Energy companies were top performers last week, as fears about OPEC’s continuation of oil production cuts subsided. Financials, especially banks, also posted gains as politicians in Washington, DC turned their attention toward regulatory reform in the financial services sector. In contrast, the utilities sector and gold underperformed as investors shifted away from defensive, “safe” assets.
Internationally, economic reports out of Europe were also positive–with the German business climate and Italian manufacturing confidence both beating expectations. Latin American stock markets followed commodity prices higher, while Chinese stocks underperformed due to fears about governmental financial curbs on the real estate sector.
In the fixed-income markets, high-yields bonds were the top performers as they benefited from rising commodity and stock prices. International government bonds underperformed, due mainly to weakness in the Japanese bond market over concerns about the Bank of Japan’s decision to continue its accommodative monetary policy in April.
GAIN: Active Asset Allocation
U.S. stocks bounced back last week from the volatility they experienced in the wake of the failed attempt to replace the Affordable Care Act, and easily outpaced foreign stocks during the final week of the first quarter. In general, last week saw a reversal of the previous week—with value outperforming growth as the financial services and energy sectors gained ground.
Overseas, we continue to maintain a direct position in emerging markets due to their performance and the outlook for that asset class.
Meanwhile, bond prices rose, led by corporate credits and high-yield bonds. The Gain portfolios’ overweight to credit remains in place.
PROTECT: Risk Assist
Global equities moved higher last week, while volatility pressed lower. In that environment, Risk Assist portfolios remained positioned to capture those gains. Within the portfolios, however, we made some modest adjustments:
- Increase exposure to Europe and emerging markets
- Reduce exposure to U.S. small-company stocks and large-company value stocks
These moves to increase international exposure reflect that the Trump administration may face headwinds from Congress as it seeks to implement its agenda, which in turn could potentially dampen the performance of certain domestic asset classes.

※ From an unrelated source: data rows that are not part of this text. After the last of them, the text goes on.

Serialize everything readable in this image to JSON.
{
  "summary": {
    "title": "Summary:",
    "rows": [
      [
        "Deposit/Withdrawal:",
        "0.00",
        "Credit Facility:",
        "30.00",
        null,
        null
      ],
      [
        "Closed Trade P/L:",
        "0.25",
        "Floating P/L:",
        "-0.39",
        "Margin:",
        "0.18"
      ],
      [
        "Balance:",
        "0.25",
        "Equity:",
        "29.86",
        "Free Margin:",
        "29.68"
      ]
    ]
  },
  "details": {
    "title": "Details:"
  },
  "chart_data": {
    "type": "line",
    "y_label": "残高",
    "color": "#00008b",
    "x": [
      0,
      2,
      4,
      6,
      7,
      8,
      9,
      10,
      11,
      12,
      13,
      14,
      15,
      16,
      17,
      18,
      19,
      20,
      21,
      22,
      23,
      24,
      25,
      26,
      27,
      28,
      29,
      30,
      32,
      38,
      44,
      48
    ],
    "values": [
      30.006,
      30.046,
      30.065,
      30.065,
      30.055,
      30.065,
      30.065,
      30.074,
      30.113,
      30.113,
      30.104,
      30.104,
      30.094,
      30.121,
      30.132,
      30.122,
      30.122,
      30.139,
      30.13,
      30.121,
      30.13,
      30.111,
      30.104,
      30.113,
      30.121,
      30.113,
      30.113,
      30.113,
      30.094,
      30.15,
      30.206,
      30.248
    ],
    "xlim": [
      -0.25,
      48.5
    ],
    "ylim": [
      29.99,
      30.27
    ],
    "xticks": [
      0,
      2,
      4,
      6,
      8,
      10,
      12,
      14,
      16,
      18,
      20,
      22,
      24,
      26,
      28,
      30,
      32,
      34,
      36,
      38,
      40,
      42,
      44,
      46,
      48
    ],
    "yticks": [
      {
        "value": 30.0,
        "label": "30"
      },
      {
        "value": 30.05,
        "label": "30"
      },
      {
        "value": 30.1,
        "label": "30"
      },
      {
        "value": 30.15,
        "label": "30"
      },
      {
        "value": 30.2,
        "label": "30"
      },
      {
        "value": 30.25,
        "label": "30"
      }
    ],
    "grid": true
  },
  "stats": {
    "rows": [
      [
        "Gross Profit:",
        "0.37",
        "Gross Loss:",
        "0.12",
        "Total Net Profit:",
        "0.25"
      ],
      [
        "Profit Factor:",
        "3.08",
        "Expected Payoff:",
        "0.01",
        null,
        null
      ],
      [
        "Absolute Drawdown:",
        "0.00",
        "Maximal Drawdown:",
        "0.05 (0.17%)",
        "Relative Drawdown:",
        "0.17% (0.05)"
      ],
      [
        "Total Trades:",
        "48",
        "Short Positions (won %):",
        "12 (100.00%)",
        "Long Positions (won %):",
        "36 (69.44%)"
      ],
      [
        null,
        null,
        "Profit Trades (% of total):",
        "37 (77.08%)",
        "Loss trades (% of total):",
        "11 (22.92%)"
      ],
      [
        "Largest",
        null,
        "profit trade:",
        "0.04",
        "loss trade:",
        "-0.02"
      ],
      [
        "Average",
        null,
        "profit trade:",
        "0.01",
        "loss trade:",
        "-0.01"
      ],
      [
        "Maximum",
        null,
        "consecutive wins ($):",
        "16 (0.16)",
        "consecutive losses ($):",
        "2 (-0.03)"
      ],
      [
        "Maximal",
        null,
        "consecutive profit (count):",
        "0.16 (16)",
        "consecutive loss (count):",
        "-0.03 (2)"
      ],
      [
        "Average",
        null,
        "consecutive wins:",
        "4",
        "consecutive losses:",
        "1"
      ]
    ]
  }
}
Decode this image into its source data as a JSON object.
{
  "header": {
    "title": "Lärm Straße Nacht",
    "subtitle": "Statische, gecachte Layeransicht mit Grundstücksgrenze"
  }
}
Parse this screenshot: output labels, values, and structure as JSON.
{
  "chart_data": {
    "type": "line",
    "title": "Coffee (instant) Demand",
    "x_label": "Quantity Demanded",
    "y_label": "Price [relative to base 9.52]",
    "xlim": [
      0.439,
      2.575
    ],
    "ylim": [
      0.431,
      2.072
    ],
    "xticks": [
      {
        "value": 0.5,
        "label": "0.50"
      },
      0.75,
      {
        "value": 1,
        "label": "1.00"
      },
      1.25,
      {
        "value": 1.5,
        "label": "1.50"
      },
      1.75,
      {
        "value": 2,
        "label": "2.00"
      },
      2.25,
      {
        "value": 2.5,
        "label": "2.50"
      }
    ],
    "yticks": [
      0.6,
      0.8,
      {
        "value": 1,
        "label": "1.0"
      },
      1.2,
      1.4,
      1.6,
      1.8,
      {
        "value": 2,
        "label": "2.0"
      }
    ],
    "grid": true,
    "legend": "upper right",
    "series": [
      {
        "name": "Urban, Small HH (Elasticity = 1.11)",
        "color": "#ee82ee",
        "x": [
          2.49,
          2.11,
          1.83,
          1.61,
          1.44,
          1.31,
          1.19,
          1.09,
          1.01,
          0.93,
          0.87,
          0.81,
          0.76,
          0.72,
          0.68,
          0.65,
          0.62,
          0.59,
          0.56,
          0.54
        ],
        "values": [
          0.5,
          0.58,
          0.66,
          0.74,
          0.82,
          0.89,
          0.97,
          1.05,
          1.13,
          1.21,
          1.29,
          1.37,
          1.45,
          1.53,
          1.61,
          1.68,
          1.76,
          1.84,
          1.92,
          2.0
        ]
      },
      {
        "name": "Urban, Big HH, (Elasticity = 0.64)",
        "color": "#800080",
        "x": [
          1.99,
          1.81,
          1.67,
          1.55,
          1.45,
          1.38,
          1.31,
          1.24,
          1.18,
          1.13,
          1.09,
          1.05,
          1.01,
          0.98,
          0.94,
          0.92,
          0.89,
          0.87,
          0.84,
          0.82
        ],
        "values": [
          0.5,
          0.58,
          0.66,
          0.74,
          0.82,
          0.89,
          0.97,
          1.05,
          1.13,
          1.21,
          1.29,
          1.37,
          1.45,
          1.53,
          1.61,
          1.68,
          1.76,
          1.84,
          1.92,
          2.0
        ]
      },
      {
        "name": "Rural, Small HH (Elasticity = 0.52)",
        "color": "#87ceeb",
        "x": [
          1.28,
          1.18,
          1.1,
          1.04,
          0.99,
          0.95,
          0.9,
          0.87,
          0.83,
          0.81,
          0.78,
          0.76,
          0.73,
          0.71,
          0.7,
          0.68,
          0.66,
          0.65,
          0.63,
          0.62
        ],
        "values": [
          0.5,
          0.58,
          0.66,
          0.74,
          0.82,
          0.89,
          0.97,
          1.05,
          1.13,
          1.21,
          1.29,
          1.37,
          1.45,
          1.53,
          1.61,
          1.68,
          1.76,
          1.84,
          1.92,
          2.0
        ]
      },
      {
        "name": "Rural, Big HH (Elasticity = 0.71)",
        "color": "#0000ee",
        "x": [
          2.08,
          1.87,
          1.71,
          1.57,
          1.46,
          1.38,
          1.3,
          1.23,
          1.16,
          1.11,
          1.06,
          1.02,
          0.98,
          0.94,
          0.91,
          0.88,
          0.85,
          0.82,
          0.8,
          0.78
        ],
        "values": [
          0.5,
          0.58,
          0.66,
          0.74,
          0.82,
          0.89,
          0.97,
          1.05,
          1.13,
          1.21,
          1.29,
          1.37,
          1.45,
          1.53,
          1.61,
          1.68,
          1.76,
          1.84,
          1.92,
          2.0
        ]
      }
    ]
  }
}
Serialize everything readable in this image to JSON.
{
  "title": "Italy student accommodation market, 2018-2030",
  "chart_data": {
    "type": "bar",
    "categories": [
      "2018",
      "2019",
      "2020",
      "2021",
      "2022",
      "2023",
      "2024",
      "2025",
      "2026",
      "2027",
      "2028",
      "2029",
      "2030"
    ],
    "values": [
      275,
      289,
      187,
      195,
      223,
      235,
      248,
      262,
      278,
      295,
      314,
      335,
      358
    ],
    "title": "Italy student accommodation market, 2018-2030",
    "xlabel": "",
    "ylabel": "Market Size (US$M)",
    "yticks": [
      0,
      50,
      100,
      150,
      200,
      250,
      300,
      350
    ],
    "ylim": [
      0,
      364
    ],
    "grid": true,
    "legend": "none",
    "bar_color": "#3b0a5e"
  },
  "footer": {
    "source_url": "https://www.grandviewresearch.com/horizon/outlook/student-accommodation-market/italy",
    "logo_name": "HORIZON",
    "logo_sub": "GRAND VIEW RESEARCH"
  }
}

Risk Assist’s flexibility to hedge selectively was beneficial during the quarter, as we were able to position the portfolios to participate in the generally positive results from global markets.
SPEND: Real Spend
Real Spend’s equity-based approach to retirement income was beneficial during the quarter, as stocks handily outpaced bonds. All Real Spend portfolio models will be rebalanced to their maximum spending reserve allocations this week.
It’s important to note that while inflation expectations rose marginally over the quarter, inflation risk remains largely under control in the current environment.